The results that Dr. Carskadon and her colleagues found were the following:

On the average school morning, the students woke up earlier for high school in comparison, but only 25 minutes earlier, despite the 65 minute difference between starting times for both schools. They also found that all the kids, at both times, showed 10:40pm being their average time that their bodies would transition from full wakefulness to sleep, usually to the lightest of the non-REM sleep stages (REM stands for rapid eye movement) . The participants went from an average of 7 hours and 9 minutes of sleep, to 6 hours and 50 minutes, which may seem insignificant because it is only a 20 minute difference, but they were already suffering a lack of sleep. Keep in mind, the average teen needs 9.25 hours of sleep each night and 7 hours is the average amount of sleep teens are getting, not just in this particular study. None of the students tested even got 8.25 hours of sleep. Another result they got was that they tested all kids in the morning with a Multiple Sleep Latency Test (MSLT). The test can distinguish physical tiredness and true excessive daytime sleepiness and it mainly discovers how readily a person will fall asleep in a conductive setting. Nearly half of them showed a sleep pattern that is similar to the sleep disorder narcolepsy, which is moving immediately into REM sleep before non-REM sleep, a reverse order. None of the 12 students had narcolepsy, but they did have an off pattern between their circadian rhythms and their school day wake up times which makes sense because at 8:30 in the morning, they fell asleep within 3 minutes.

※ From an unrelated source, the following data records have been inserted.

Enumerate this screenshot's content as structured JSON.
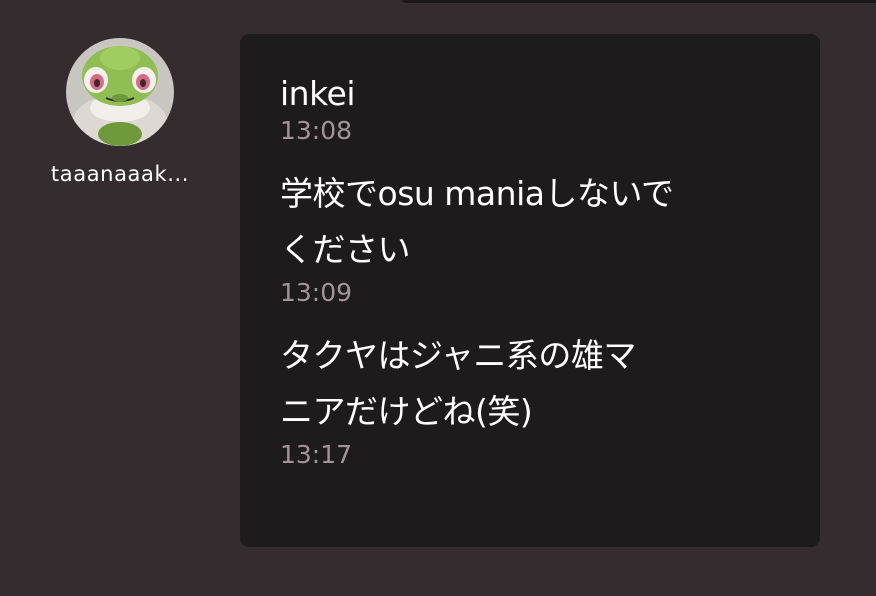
{
  "sender": {
    "name": "taaanaaak...",
    "avatar": "frog-plush-avatar"
  },
  "messages": [
    {
      "text": "inkei",
      "time": "13:08"
    },
    {
      "text": "学校でosu maniaしないで\nください",
      "time": "13:09"
    },
    {
      "text": "タクヤはジャニ系の雄マ\nニアだけどね(笑)",
      "time": "13:17"
    }
  ],
  "colors": {
    "background": "#352c30",
    "bubble": "#1e1b1c",
    "text": "#ffffff",
    "timestamp": "#a2949a"
  }
}
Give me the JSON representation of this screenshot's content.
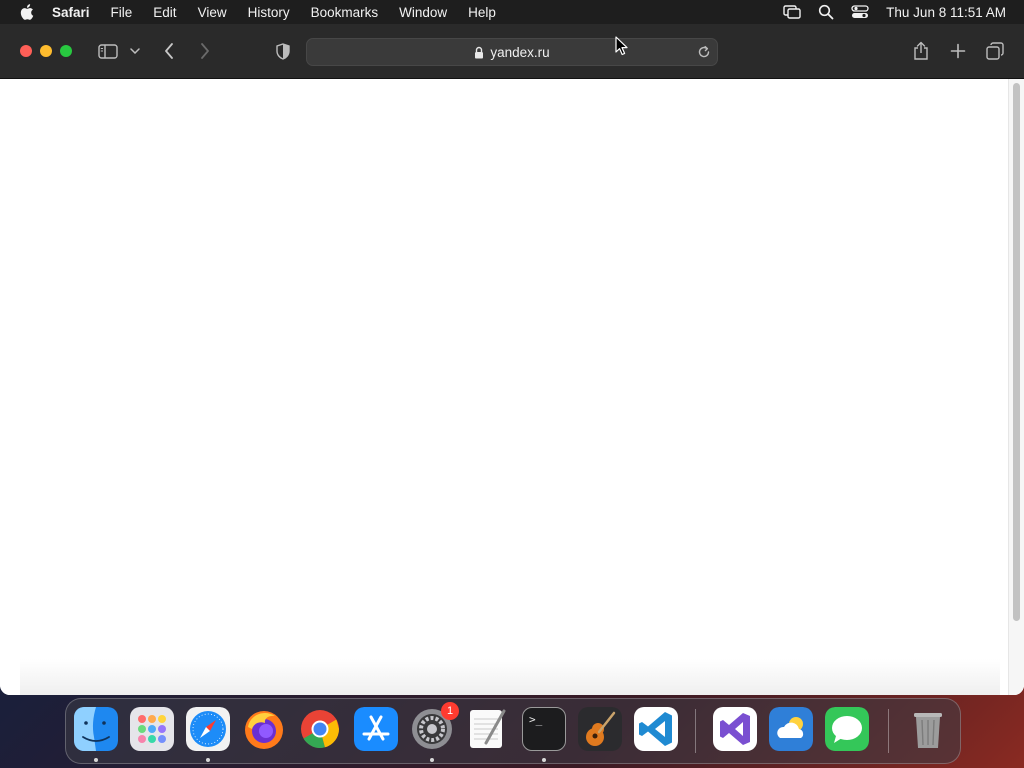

Therefore, if we start school at 8:00, and wake up at about 6:45, in order to get the 9.25 hours of sleep that every teen needs on average,  every kid would need to go to bed at 9:30. With school ending at 3, commuting home. having about an average of 2-4 hours of homework, afterschool sports or activities, family expectations,  and chores, it is very difficult to do all that, and still have enough time to eat, shower, and breathe, AND still get in bed by 9:15 to be asleep by 9:30.